Money Market Mutual Funds

MONEY MARKET funds that are sold by mutual fund companies and brokerage firms have been a big bonanza for small savers. Although the yields from these funds have declined from their stratospheric levels of 2002 and 2003, they were higher than the inflation rate in 2006. And in the first half of 2006, they showed a sharp increase because of an upturn in the interest rate of short term Treasury notes.
The chief measure of a money fund's safety is the quality of investments that its managers make with your money. In effect, the funds make short term loans to federal, state and local governments as well as to corporations and banks. Generally, the higher the risks that a fund takes, the higher the yields that it pays.
Some safety first investors have flocked to money market funds that buy only government securities, such as Capital Preservation Fund and Cardinal Government Securities Trust. These often pay a point or so less than do ordinary money funds. Almost invariably, you can feel quite secure investing in a regular money fund, particularly if it is run by a well established mutual fund group or brokerage firm. But to sleep more soundly at night, check that the average maturity of the fund's securities is 60 days or less by asking the fund or looking at IBC Donoghue's Money Fund Tables, published in over 70 newspapers. Longer maturities do not give fund managers enough flexibility. If interest rates rise and the fund is locked into securities that pay lower rates, disgruntled shareholders might start a drastic withdrawal of their funds.
Choosing a money market fund only because of its high yield can be a mistake. Since most ordinary money funds make the same kind of investments, their returns are usually within one percentage point of each other. You might be wiser to seek out money funds that let you shift your assets into other kinds of mutual funds when you think interest rates are heading down and the stock market is heading up. Some money funds have such exchange agreements with independent mutual funds. Other money funds belong to one of the many fund families. These families also have funds that invest in stocks, and sometimes in corporate, government and tax exempt bonds.
Once you invest in a family, you usually can shift your cash from,
say, a money fund into a stock mutual fund merely by making a phone call. Often the transfer costs nothing, and generally you can move your money around as frequently as you like. But a few fund families limit the switches in various ways to protect the fund against a sudden loss of assets in any one fund.
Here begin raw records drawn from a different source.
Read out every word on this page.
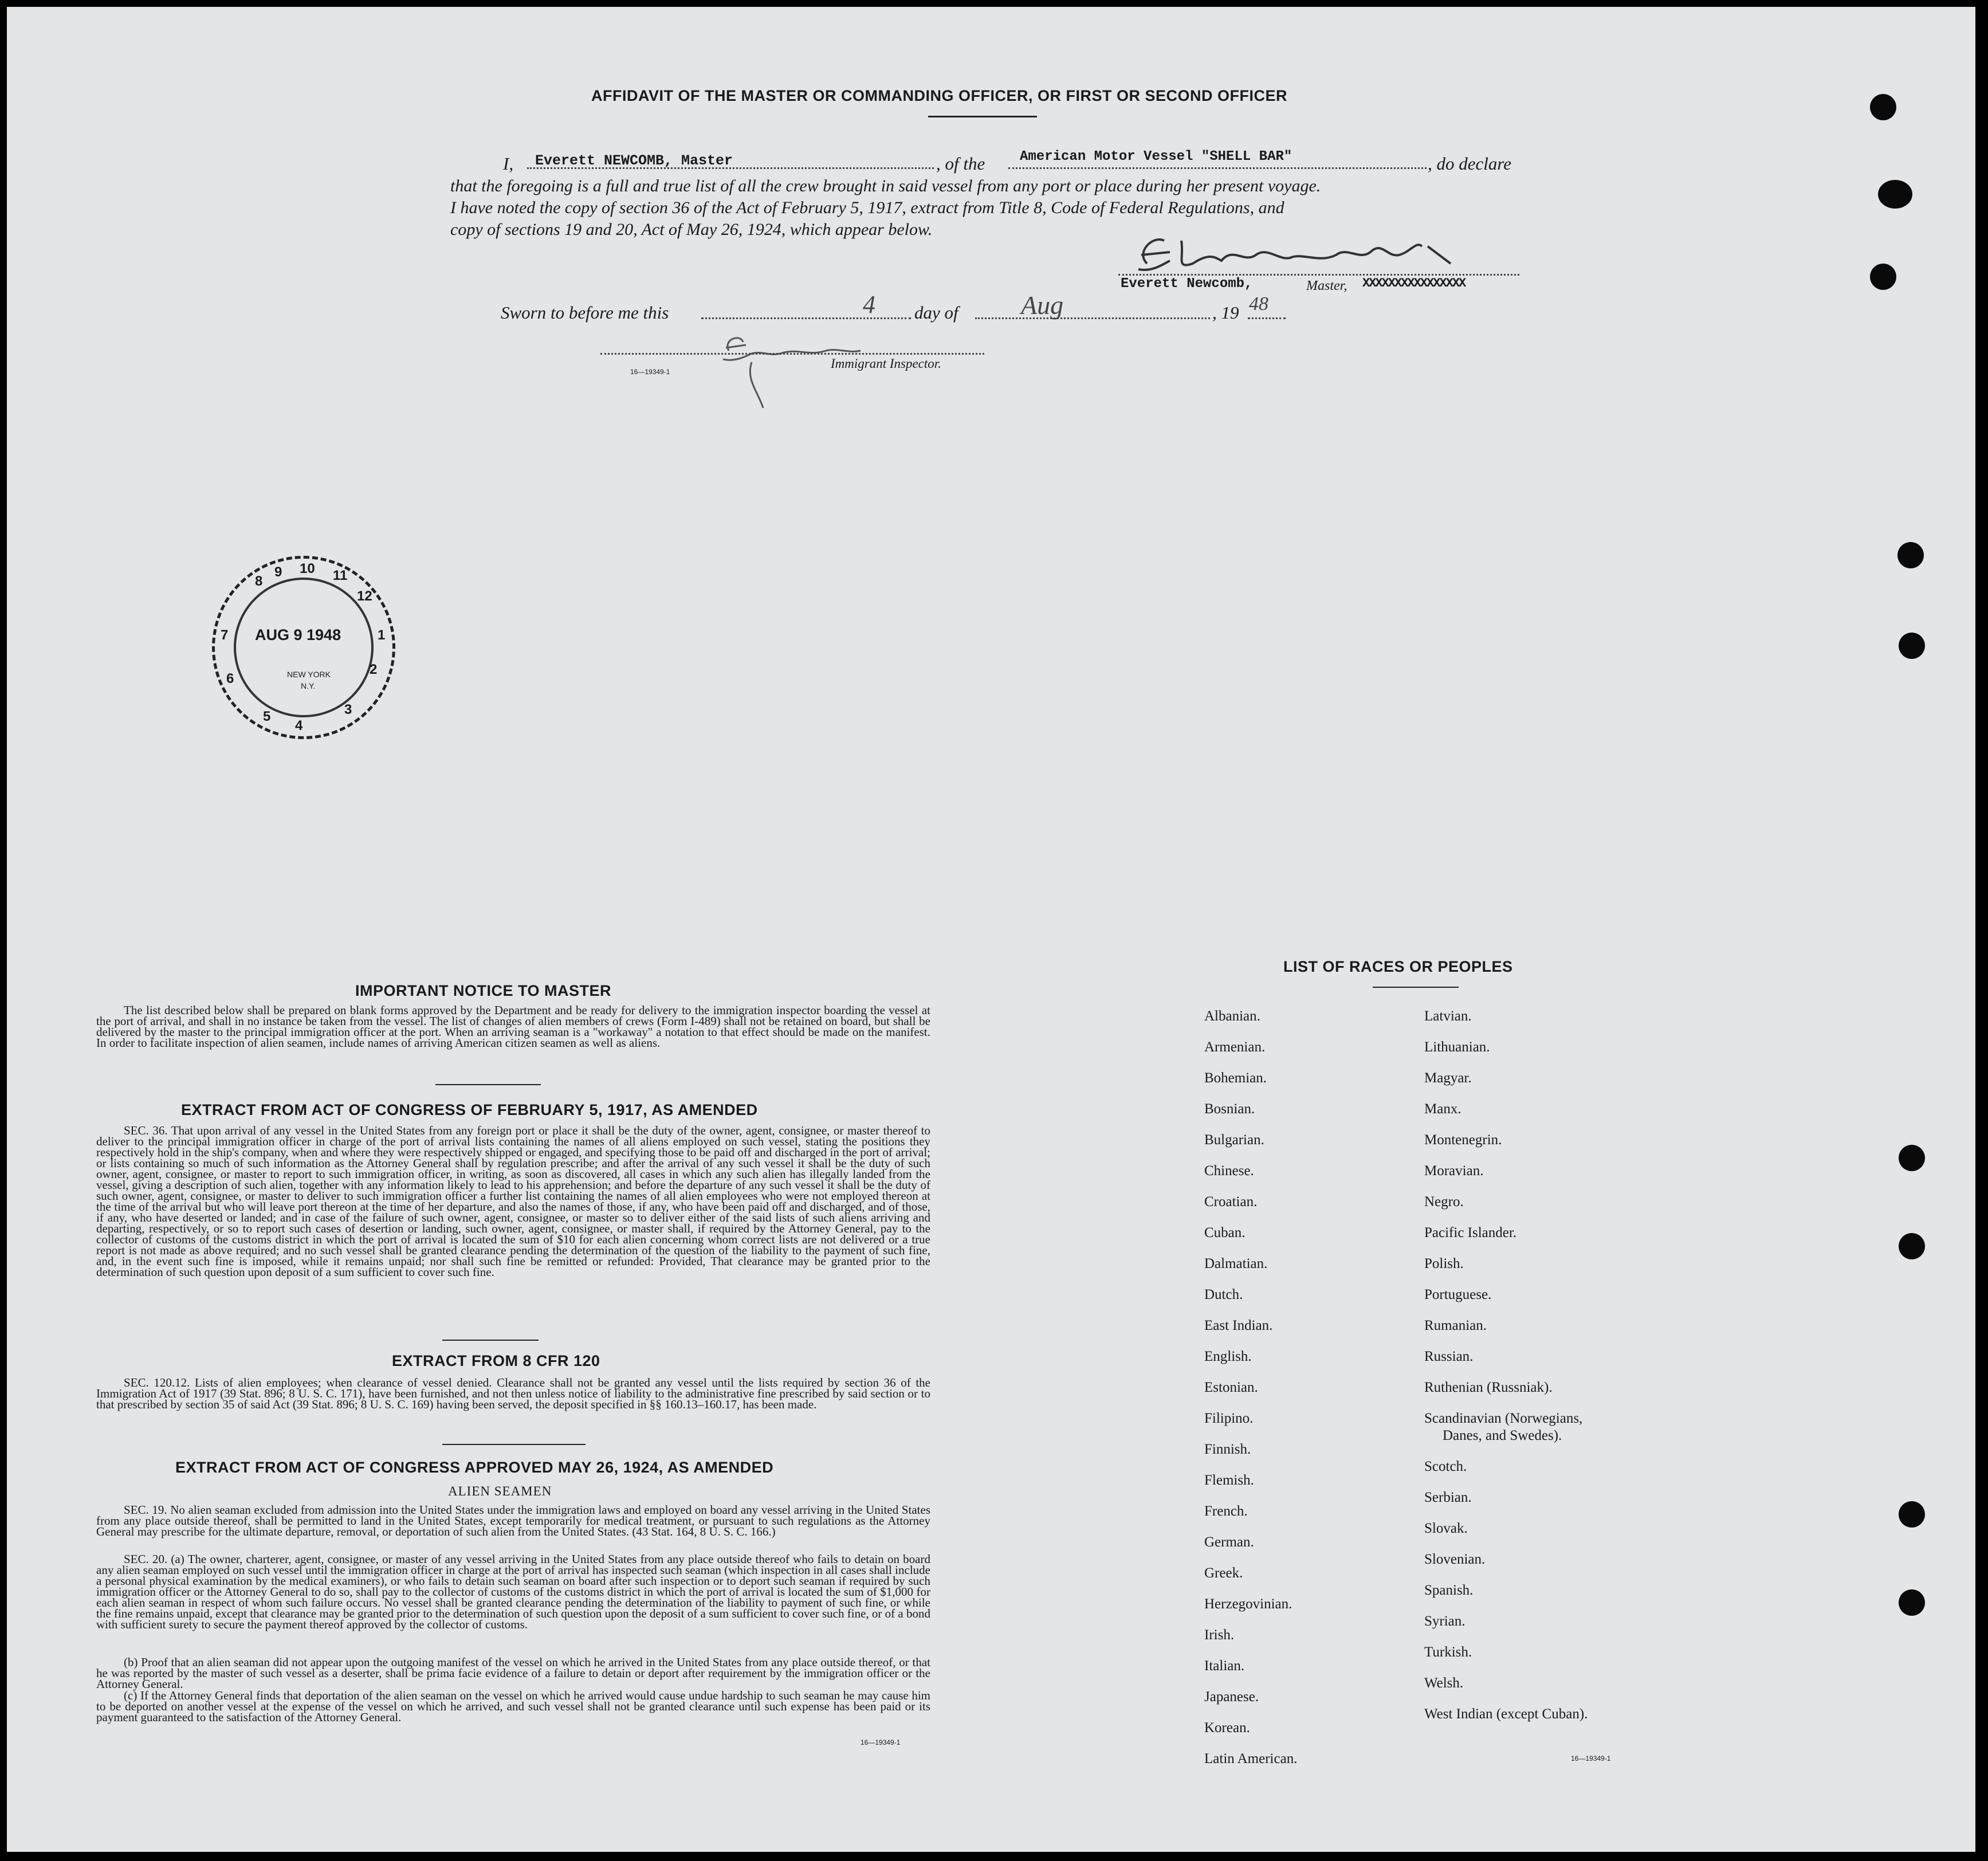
AFFIDAVIT OF THE MASTER OR COMMANDING OFFICER, OR FIRST OR SECOND OFFICER
I, Everett NEWCOMB, Master	, of the	American Motor Vessel "SHELL BAR"	, do declare
that the foregoing is a full and true list of all the crew brought in said vessel from any port or place during her present voyage.
I have noted the copy of section 36 of the Act of February 5, 1917, extract from Title 8, Code of Federal Regulations, and
copy of sections 19 and 20, Act of May 26, 1924, which appear below.
Everett Newcomb,	Master, XXXXXXXXXXXXXXXX
Sworn to before me this	4 day of Aug	, 19 48
16—19349-1
Immigrant Inspector.
8
9 10 11
12
1
2
3
4
5
6
7 AUG 9 1948
NEW YORK
N.Y.
IMPORTANT NOTICE TO MASTER
The list described below shall be prepared on blank forms approved by the Department and be ready for delivery to the immigration inspector boarding the vessel at the port of arrival, and shall in no instance be taken from the vessel. The list of changes of alien members of crews (Form I-489) shall not be retained on board, but shall be delivered by the master to the principal immigration officer at the port. When an arriving seaman is a "workaway" a notation to that effect should be made on the manifest. In order to facilitate inspection of alien seamen, include names of arriving American citizen seamen as well as aliens.
EXTRACT FROM ACT OF CONGRESS OF FEBRUARY 5, 1917, AS AMENDED
SEC. 36. That upon arrival of any vessel in the United States from any foreign port or place it shall be the duty of the owner, agent, consignee, or master thereof to deliver to the principal immigration officer in charge of the port of arrival lists containing the names of all aliens employed on such vessel, stating the positions they respectively hold in the ship's company, when and where they were respectively shipped or engaged, and specifying those to be paid off and discharged in the port of arrival; or lists containing so much of such information as the Attorney General shall by regulation prescribe; and after the arrival of any such vessel it shall be the duty of such owner, agent, consignee, or master to report to such immigration officer, in writing, as soon as discovered, all cases in which any such alien has illegally landed from the vessel, giving a description of such alien, together with any information likely to lead to his apprehension; and before the departure of any such vessel it shall be the duty of such owner, agent, consignee, or master to deliver to such immigration officer a further list containing the names of all alien employees who were not employed thereon at the time of the arrival but who will leave port thereon at the time of her departure, and also the names of those, if any, who have been paid off and discharged, and of those, if any, who have deserted or landed; and in case of the failure of such owner, agent, consignee, or master so to deliver either of the said lists of such aliens arriving and departing, respectively, or so to report such cases of desertion or landing, such owner, agent, consignee, or master shall, if required by the Attorney General, pay to the collector of customs of the customs district in which the port of arrival is located the sum of $10 for each alien concerning whom correct lists are not delivered or a true report is not made as above required; and no such vessel shall be granted clearance pending the determination of the question of the liability to the payment of such fine, and, in the event such fine is imposed, while it remains unpaid; nor shall such fine be remitted or refunded: Provided, That clearance may be granted prior to the determination of such question upon deposit of a sum sufficient to cover such fine.
EXTRACT FROM 8 CFR 120
SEC. 120.12. Lists of alien employees; when clearance of vessel denied. Clearance shall not be granted any vessel until the lists required by section 36 of the Immigration Act of 1917 (39 Stat. 896; 8 U. S. C. 171), have been furnished, and not then unless notice of liability to the administrative fine prescribed by said section or to that prescribed by section 35 of said Act (39 Stat. 896; 8 U. S. C. 169) having been served, the deposit specified in §§ 160.13–160.17, has been made.
EXTRACT FROM ACT OF CONGRESS APPROVED MAY 26, 1924, AS AMENDED
ALIEN SEAMEN
SEC. 19. No alien seaman excluded from admission into the United States under the immigration laws and employed on board any vessel arriving in the United States from any place outside thereof, shall be permitted to land in the United States, except temporarily for medical treatment, or pursuant to such regulations as the Attorney General may prescribe for the ultimate departure, removal, or deportation of such alien from the United States. (43 Stat. 164, 8 U. S. C. 166.)
SEC. 20. (a) The owner, charterer, agent, consignee, or master of any vessel arriving in the United States from any place outside thereof who fails to detain on board any alien seaman employed on such vessel until the immigration officer in charge at the port of arrival has inspected such seaman (which inspection in all cases shall include a personal physical examination by the medical examiners), or who fails to detain such seaman on board after such inspection or to deport such seaman if required by such immigration officer or the Attorney General to do so, shall pay to the collector of customs of the customs district in which the port of arrival is located the sum of $1,000 for each alien seaman in respect of whom such failure occurs. No vessel shall be granted clearance pending the determination of the liability to payment of such fine, or while the fine remains unpaid, except that clearance may be granted prior to the determination of such question upon the deposit of a sum sufficient to cover such fine, or of a bond with sufficient surety to secure the payment thereof approved by the collector of customs.
(b) Proof that an alien seaman did not appear upon the outgoing manifest of the vessel on which he arrived in the United States from any place outside thereof, or that he was reported by the master of such vessel as a deserter, shall be prima facie evidence of a failure to detain or deport after requirement by the immigration officer or the Attorney General.
(c) If the Attorney General finds that deportation of the alien seaman on the vessel on which he arrived would cause undue hardship to such seaman he may cause him to be deported on another vessel at the expense of the vessel on which he arrived, and such vessel shall not be granted clearance until such expense has been paid or its payment guaranteed to the satisfaction of the Attorney General.
16—19349-1
LIST OF RACES OR PEOPLES
Albanian.
Armenian.
Bohemian.
Bosnian.
Bulgarian.
Chinese.
Croatian.
Cuban.
Dalmatian.
Dutch.
East Indian.
English.
Estonian.
Filipino.
Finnish.
Flemish.
French.
German.
Greek.
Herzegovinian.
Irish.
Italian.
Japanese.
Korean.
Latin American.
Latvian.
Lithuanian.
Magyar.
Manx.
Montenegrin.
Moravian.
Negro.
Pacific Islander.
Polish.
Portuguese.
Rumanian.
Russian.
Ruthenian (Russniak).
Scandinavian (Norwegians,
Danes, and Swedes).
Scotch.
Serbian.
Slovak.
Slovenian.
Spanish.
Syrian.
Turkish.
Welsh.
West Indian (except Cuban).
16—19349-1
A number of companies have good reputations for performance and offer a variety of funds. A sampling of the families that meet those criteria would include Fidelity, Kemper, Putnam, T. Rowe Price, Stein Roe & Farnham, Vanguard and many more.
Your own selection of' a mutual fund family should be based chiefly on how well its stock funds have performed over the past decade. The time may come when you will want to transfer some assets from your money market fund to your stock mutual fund. If you have chosen your fund group carefully, you will be able to keep it all in the family.